46 anti-virus programs failed the test!

If a bored IT professional can circumvent nearly half a hundred known anti-virus software in a matter of hours with simple techniques, it’s a concern for privacy. If there’s a manufacturer for that who just waves, it’s scary enough already.

Although most IT professionals are aware that antivirus software is not perfect, but how much energy they can play out has not been really studied so far. However, IT security expert Attila Marosi played 10 anti-virus software and, by the way, firewalls in 12-46 hours, using simple techniques that can be easily found on the Internet, all of which will be presented at the Ethical Hacking conference on May 9th.

“During testing, a so-called I used Metasploit shell_reverse_tcp, which provides remote access to the attacker. This is a malware that is well known to the IT security community, and antivirus alerts it regularly on tests. If such a well-known program can be hidden, there is a big problem, and the 46 anti-virus programs examined are not alarmed, ”explained Attila Marosi, the conference speaker.

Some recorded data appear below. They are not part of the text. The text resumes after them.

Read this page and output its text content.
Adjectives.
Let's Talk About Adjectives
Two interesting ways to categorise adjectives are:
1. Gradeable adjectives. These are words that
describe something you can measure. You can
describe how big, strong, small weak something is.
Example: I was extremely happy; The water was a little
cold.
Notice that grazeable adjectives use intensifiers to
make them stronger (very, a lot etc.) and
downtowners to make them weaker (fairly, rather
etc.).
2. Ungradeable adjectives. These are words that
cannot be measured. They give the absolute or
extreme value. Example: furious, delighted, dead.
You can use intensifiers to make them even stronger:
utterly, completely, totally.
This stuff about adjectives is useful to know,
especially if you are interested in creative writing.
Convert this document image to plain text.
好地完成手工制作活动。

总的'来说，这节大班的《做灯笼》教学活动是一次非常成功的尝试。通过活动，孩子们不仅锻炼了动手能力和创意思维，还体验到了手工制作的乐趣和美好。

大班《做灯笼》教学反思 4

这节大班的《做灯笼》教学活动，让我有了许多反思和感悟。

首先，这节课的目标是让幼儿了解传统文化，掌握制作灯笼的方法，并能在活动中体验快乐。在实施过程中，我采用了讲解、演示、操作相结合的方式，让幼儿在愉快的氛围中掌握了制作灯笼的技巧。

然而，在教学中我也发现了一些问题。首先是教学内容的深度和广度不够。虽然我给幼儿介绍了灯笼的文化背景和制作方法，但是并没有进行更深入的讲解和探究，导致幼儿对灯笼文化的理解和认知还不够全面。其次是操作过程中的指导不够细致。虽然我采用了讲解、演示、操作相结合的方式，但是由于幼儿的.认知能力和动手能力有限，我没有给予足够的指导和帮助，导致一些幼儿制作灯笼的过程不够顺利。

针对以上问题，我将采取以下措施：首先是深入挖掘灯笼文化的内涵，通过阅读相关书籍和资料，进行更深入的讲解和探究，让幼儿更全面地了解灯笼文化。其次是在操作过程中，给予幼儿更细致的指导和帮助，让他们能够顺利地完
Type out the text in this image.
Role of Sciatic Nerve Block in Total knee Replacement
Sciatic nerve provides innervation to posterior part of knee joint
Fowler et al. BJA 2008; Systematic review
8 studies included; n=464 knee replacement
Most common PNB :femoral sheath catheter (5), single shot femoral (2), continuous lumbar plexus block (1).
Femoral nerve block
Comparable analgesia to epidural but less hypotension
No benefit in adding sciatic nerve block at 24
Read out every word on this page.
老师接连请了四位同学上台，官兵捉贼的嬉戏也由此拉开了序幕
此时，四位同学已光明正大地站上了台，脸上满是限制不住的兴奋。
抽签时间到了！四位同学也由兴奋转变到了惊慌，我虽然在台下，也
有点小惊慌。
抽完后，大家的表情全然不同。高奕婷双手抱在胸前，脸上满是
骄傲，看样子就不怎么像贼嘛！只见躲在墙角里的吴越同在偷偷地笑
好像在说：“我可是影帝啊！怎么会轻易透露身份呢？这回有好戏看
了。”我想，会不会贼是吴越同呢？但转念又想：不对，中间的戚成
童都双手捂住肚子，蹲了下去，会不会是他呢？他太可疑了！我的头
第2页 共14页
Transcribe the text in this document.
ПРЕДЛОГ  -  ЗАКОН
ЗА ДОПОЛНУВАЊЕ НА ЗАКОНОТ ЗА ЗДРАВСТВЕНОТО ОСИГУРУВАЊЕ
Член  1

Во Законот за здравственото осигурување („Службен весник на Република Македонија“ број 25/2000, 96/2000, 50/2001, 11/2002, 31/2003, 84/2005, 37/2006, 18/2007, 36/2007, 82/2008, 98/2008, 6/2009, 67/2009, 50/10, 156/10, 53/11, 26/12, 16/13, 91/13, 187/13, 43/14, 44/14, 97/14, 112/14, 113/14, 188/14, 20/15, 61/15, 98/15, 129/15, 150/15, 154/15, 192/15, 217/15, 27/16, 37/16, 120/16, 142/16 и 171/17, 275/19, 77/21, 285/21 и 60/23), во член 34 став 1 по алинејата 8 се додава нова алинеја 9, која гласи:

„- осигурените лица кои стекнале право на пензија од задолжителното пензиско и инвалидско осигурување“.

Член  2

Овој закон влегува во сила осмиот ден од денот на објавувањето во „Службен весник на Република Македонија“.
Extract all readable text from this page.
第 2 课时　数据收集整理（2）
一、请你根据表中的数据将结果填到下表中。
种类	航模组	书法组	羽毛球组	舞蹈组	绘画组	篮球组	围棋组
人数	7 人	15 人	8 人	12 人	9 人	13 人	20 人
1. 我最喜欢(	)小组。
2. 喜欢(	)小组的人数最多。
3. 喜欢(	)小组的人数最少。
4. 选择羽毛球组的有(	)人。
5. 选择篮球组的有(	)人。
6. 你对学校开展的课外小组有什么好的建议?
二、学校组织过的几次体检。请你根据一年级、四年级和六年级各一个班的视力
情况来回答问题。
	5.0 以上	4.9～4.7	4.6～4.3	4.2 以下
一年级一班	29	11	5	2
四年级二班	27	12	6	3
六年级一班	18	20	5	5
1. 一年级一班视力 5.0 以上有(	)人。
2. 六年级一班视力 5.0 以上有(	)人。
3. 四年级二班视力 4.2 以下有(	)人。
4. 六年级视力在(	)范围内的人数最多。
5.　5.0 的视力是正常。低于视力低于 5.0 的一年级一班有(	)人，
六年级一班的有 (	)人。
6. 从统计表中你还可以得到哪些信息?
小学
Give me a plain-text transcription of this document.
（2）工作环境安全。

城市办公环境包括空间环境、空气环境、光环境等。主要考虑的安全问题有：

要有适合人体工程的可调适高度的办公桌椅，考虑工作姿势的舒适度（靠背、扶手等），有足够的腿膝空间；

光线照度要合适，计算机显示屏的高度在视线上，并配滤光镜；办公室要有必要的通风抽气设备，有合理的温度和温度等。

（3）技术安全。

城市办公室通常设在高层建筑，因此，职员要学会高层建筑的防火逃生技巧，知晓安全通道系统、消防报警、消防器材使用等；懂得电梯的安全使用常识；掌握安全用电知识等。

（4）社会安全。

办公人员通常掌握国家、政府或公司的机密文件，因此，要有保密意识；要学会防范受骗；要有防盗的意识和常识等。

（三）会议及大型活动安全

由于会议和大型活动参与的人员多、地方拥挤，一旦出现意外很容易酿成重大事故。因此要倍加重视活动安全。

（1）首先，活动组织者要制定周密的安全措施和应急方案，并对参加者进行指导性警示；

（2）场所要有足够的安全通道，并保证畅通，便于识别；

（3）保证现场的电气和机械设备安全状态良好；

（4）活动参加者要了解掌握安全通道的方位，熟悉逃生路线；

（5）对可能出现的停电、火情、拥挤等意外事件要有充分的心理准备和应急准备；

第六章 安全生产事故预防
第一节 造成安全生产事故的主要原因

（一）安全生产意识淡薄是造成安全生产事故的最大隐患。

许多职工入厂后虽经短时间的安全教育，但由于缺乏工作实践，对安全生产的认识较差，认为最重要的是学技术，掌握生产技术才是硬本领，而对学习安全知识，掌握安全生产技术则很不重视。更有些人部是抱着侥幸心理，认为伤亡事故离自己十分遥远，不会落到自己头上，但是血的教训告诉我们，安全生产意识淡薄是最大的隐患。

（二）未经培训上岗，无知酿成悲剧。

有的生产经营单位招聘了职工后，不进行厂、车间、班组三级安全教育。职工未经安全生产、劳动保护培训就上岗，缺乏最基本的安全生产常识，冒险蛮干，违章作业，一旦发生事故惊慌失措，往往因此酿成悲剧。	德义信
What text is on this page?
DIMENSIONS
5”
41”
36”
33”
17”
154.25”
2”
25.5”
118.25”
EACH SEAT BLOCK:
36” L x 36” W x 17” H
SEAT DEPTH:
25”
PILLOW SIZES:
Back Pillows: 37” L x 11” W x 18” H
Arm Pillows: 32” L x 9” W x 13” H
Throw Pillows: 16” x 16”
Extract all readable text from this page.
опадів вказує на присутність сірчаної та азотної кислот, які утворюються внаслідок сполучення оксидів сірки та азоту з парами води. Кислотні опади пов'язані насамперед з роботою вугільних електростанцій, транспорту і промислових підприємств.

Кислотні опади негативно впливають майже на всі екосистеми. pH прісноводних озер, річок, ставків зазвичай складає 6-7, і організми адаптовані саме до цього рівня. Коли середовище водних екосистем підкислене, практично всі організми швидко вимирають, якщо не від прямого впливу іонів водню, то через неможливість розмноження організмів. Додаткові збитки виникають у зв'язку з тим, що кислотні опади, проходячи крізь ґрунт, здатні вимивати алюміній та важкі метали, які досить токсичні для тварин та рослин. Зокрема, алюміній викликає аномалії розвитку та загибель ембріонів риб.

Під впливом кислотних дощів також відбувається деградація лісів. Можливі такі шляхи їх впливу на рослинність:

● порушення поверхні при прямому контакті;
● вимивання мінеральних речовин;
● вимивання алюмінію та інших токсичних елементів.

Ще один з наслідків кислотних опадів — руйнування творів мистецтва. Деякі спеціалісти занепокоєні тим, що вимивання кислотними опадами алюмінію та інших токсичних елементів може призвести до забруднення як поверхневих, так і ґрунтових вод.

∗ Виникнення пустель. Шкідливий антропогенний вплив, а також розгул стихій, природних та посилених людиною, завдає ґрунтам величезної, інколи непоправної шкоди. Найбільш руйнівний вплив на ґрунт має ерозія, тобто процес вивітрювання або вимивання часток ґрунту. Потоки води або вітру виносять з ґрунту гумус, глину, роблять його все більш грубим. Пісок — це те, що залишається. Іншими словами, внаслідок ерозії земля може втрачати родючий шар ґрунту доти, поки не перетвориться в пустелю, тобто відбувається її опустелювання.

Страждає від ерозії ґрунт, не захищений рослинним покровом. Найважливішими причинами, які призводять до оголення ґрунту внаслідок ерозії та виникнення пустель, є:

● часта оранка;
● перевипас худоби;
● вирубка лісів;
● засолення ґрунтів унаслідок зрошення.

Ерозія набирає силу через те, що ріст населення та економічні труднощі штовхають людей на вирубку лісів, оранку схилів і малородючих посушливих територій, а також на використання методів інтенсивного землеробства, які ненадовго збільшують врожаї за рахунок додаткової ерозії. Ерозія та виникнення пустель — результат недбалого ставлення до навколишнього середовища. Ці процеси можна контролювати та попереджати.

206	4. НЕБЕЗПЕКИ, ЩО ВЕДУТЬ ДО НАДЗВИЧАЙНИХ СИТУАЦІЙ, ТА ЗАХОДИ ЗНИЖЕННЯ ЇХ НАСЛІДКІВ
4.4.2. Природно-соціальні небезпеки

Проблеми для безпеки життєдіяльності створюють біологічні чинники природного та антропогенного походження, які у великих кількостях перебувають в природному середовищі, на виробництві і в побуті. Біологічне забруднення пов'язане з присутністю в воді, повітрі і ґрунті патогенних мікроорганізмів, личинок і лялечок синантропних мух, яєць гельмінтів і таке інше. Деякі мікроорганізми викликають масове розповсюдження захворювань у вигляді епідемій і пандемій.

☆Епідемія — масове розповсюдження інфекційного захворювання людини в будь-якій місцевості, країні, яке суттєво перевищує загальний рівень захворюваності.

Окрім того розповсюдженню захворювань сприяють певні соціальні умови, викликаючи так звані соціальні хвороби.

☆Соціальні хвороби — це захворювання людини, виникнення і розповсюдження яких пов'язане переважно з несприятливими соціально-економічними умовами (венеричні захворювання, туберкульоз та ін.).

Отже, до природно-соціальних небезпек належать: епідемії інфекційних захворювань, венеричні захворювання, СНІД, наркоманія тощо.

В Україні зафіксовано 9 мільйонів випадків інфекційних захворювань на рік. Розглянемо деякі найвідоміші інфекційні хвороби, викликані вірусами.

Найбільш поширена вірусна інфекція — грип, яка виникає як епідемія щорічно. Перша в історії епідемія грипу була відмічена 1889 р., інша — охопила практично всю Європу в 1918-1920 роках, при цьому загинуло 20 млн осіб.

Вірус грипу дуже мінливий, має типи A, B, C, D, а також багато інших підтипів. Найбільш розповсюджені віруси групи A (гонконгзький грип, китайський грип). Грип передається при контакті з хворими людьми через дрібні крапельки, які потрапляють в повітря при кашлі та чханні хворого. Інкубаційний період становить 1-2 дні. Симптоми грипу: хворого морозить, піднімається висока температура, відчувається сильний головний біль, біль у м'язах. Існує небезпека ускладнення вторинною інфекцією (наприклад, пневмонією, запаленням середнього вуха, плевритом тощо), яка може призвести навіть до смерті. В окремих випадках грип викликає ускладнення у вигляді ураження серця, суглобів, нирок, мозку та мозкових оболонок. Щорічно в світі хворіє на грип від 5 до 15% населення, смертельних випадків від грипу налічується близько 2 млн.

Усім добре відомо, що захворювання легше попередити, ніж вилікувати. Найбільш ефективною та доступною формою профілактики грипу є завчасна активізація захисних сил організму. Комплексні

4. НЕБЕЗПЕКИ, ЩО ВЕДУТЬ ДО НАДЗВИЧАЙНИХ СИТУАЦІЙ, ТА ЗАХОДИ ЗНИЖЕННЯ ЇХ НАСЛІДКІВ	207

The specialist then went on to investigate and run a runtime test on the 9 most popular antivirus products. However, the results were not exactly convincing here either: only three antiviruses alerted, and only two of them blocked the activity.

According to the expert, the reason the simplest way to get around most antivirus software is that antivirus programs do not include the features that manufacturers claim or have, but they only work under a "certain star position", so they can be easily circumvented .

“There was a manufacturer to whom I sent the solution to bypass their antivirus and firewall, but the answer was that it wasn’t a mistake because they could write a signature on it. However, this is not true, as this pattern only works until I change the code. Of course, there was also a manufacturer who was shocked by the result and trying to eliminate the mistakes, ”said the IT security specialist.

According to Attila Marosi, who will present the method of bypassing antivirus in detail at the Ethical Hacking Conference on May 9, the solution may be actual separation, and there is already an operating system that can turn off running applications from unknown sources or without signatures. In addition to signature-based detection, even more attention should be paid to real-time detection of malware, in which anti-virus software still has a long way to go. However, the various tests should also move in this direction. “In most tests, attributes such as speed are highlighted,” explained Attila Marosi. "However, if you have a business plan on your computer that steals millions of people, it is worth considering whether the few percent speed difference between antivirus software is really that important."

Clear antivirus

The Ethical Hacking Conference will not only be the only presentation on this topic, it also promises to be interesting Buherator: Antivirus from a clear sky, or the shady sides of cloud-based defense. presentation by a Silent Signal IT security expert to explore key issues in service-based endpoint protection and provide practical examples of the unpleasant consequences of over-reliance on vendors.